Schlumberger to Cut 2,000 More Jobs, Profit Falls 38.8%
Schlumberger Ltd (NYSE:SLB), the world's No.1 oilfield services provider, said it would cut a further 2,000 jobs and that it expects a recovery in U.S. land drilling activity to be delayed.
The company said on Thursday that it now plans to cut 11,000 jobs, higher than the 9,000 jobs it had planned to cut in January.
Schlumberger, which provides drilling technology and equipment to oil and gas companies, said first-quarter revenue fell 19 percent from the fourth quarter, blaming lower drilling activity and pricing, especially in North America.
"We believe that a recovery in US land drilling activity will be pushed out in time, as the inventory of uncompleted wells builds and as the re-fracturing market expands," Chief Executive Paal Kibsgaard said in a statement on Thursday.
"We also anticipate that a recovery in activity will fall well short of reaching previous levels, hence extending the period of pricing weakness."

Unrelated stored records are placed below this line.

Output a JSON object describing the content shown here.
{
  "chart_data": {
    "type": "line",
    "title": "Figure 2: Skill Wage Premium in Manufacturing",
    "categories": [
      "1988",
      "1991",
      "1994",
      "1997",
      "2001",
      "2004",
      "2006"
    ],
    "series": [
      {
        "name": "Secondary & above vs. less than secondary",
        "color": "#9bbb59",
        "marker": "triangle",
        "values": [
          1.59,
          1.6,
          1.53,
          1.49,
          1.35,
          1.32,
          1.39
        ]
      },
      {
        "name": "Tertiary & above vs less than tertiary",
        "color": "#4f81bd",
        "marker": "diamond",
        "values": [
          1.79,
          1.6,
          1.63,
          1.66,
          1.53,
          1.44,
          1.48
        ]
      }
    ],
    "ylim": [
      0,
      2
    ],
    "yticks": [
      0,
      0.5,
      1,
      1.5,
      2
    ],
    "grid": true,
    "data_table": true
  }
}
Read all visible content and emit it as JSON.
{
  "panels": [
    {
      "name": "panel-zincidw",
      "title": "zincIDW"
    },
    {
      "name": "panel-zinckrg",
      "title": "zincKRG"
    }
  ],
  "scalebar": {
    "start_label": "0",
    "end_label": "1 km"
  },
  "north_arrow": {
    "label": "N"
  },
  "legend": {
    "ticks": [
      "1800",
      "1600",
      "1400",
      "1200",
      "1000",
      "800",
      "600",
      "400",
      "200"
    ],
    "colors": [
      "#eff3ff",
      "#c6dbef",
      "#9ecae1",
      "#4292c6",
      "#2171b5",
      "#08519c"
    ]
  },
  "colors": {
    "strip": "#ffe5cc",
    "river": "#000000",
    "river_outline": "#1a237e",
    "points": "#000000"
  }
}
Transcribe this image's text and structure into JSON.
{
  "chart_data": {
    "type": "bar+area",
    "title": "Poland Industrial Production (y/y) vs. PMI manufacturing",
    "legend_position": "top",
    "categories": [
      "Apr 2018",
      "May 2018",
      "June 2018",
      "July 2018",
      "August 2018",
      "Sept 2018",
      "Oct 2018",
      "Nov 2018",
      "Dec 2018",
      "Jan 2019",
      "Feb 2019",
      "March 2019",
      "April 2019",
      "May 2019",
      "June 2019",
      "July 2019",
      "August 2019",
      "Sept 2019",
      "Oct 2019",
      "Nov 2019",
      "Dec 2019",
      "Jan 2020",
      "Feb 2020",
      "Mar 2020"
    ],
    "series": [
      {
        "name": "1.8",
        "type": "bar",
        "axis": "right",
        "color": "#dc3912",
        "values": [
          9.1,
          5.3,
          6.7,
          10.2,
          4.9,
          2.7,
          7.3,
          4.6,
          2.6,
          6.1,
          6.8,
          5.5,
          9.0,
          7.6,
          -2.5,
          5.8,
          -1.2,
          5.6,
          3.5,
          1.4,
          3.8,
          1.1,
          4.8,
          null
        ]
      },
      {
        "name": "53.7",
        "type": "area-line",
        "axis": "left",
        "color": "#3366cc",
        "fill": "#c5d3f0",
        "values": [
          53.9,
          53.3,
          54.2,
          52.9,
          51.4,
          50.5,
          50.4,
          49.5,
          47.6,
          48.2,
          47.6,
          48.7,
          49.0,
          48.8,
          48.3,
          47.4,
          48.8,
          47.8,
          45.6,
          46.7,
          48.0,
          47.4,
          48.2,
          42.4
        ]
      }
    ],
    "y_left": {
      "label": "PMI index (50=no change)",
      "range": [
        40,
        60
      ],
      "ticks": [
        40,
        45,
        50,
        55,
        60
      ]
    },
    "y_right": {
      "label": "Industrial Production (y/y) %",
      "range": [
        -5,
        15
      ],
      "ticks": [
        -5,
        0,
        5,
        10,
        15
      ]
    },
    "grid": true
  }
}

Schlumberger's customers have slashed capital budgets for 2015 and reduced drilling activity to adjust with the decline in global crude prices, forcing the company and its peers, Baker Hughes and Halliburton, to cut thousands of jobs last quarter.
Schlumberger said revenue fell nearly 9 percent to $10.25 billion in the first quarter ended March 31.
Revenue from its international business, which accounts for two-third of total revenue, fell 8 percent.
Net income attributable to Schlumberger fell to $975 million, or 76 cents per share, from $1.59 billion, or $1.21 per share, a year earlier.